Iowa - Black Heart Gold Pants
(Analysis by Ross Binder)
Austin Blythe, OL (senior): Blythe is Iowa's most experienced starter on the offensive line, a four-year starter when healthy. That sort of experience and productivity is basically catnip for the NFL, but the fact that he's an interior lineman rather than a potential tackle will probably depress his stock somewhat. On the bright side, he has experience at both center and guard.

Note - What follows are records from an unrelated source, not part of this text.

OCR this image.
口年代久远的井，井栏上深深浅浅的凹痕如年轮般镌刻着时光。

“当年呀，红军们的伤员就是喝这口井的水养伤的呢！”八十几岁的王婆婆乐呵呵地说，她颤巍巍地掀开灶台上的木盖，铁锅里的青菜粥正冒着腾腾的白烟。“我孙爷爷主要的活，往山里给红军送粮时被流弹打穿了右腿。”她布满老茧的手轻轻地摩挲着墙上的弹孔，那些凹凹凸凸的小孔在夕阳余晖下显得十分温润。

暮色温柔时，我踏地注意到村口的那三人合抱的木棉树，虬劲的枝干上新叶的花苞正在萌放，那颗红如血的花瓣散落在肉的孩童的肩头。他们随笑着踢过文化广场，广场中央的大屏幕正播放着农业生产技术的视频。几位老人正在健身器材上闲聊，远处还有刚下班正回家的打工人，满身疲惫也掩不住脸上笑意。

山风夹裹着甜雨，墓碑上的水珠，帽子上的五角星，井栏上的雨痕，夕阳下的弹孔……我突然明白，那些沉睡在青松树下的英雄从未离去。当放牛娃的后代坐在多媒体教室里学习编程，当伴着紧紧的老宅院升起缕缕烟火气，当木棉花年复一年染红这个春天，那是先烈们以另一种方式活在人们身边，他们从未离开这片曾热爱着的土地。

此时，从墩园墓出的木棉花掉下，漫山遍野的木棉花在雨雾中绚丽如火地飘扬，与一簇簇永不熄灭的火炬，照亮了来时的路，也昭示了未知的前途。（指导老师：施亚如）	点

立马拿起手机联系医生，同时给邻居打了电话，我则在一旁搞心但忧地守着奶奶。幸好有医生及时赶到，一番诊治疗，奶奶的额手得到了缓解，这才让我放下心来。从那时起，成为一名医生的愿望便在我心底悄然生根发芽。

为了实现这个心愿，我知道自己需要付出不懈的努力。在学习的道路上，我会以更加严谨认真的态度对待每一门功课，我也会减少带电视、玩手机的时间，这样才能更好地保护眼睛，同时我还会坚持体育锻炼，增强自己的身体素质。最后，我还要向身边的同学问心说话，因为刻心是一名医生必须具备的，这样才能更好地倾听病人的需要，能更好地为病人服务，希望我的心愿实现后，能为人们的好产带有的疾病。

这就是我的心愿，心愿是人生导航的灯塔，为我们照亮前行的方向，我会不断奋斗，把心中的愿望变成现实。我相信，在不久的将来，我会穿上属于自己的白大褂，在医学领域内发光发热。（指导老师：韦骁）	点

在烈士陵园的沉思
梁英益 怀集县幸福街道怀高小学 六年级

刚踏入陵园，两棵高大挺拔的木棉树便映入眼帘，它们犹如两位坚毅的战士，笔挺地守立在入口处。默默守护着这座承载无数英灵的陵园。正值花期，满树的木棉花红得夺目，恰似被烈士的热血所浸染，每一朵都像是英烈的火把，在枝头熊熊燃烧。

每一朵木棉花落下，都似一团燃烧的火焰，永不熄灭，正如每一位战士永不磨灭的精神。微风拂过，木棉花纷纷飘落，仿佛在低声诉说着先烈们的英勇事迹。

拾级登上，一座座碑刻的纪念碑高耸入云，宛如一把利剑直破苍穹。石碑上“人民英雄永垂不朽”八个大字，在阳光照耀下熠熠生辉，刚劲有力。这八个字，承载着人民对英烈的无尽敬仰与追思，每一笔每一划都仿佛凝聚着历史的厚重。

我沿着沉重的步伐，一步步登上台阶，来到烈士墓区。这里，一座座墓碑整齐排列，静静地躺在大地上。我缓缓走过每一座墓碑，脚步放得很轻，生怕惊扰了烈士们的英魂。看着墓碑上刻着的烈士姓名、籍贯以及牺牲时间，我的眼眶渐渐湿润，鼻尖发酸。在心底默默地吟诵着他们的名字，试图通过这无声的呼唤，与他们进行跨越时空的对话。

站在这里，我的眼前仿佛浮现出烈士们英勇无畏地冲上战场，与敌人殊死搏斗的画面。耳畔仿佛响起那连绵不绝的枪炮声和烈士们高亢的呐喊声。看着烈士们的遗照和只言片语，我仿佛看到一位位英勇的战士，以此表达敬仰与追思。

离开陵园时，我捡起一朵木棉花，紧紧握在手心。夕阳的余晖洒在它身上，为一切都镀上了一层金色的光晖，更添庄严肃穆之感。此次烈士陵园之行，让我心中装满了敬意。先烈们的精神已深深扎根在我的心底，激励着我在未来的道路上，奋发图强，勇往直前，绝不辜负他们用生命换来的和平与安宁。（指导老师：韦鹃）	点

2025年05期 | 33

Drew Ott, DL (senior): Along with Blythe, Ott is probably Iowa's best shot at having a player drafted next year. He's a multi-year starter on the defensive line and was an All-Big Ten (second team) performer a year ago. If his senior season is as good or better than his junior year, I'd be shocked if his name wasn't called in one of the middle rounds of the draft. Like some of his Iowa predecessors (Mitch King, Karl Klug), his biggest problem is that he's a bit of a tweener at 6-4, 272 pounds.
Purdue - Hammer and Rails
(Analysis by Travis Miller)
Frankie Williams, CB (senior): Williams is likely the best player on the defense, a second team All-Big Ten selection last year. He excelled as a punt returner. This will be his fourth season as a starter. He will leave Purdue with over 200 tackles and will probably have more than 10 interceptions. If he gets to 12, that would be third all-time at Purdue (he currently has seven).
Robert Kugler, C, (senior): Kugler’s father is the former offensive line coach for the Steelers and the current head coach at UTEP. One of the most consistent linemen in the Big Ten, he's entering his fourth year as a starter. He's had to be the anchor for an offensive line that has been completely rebuilt over the last three seasons.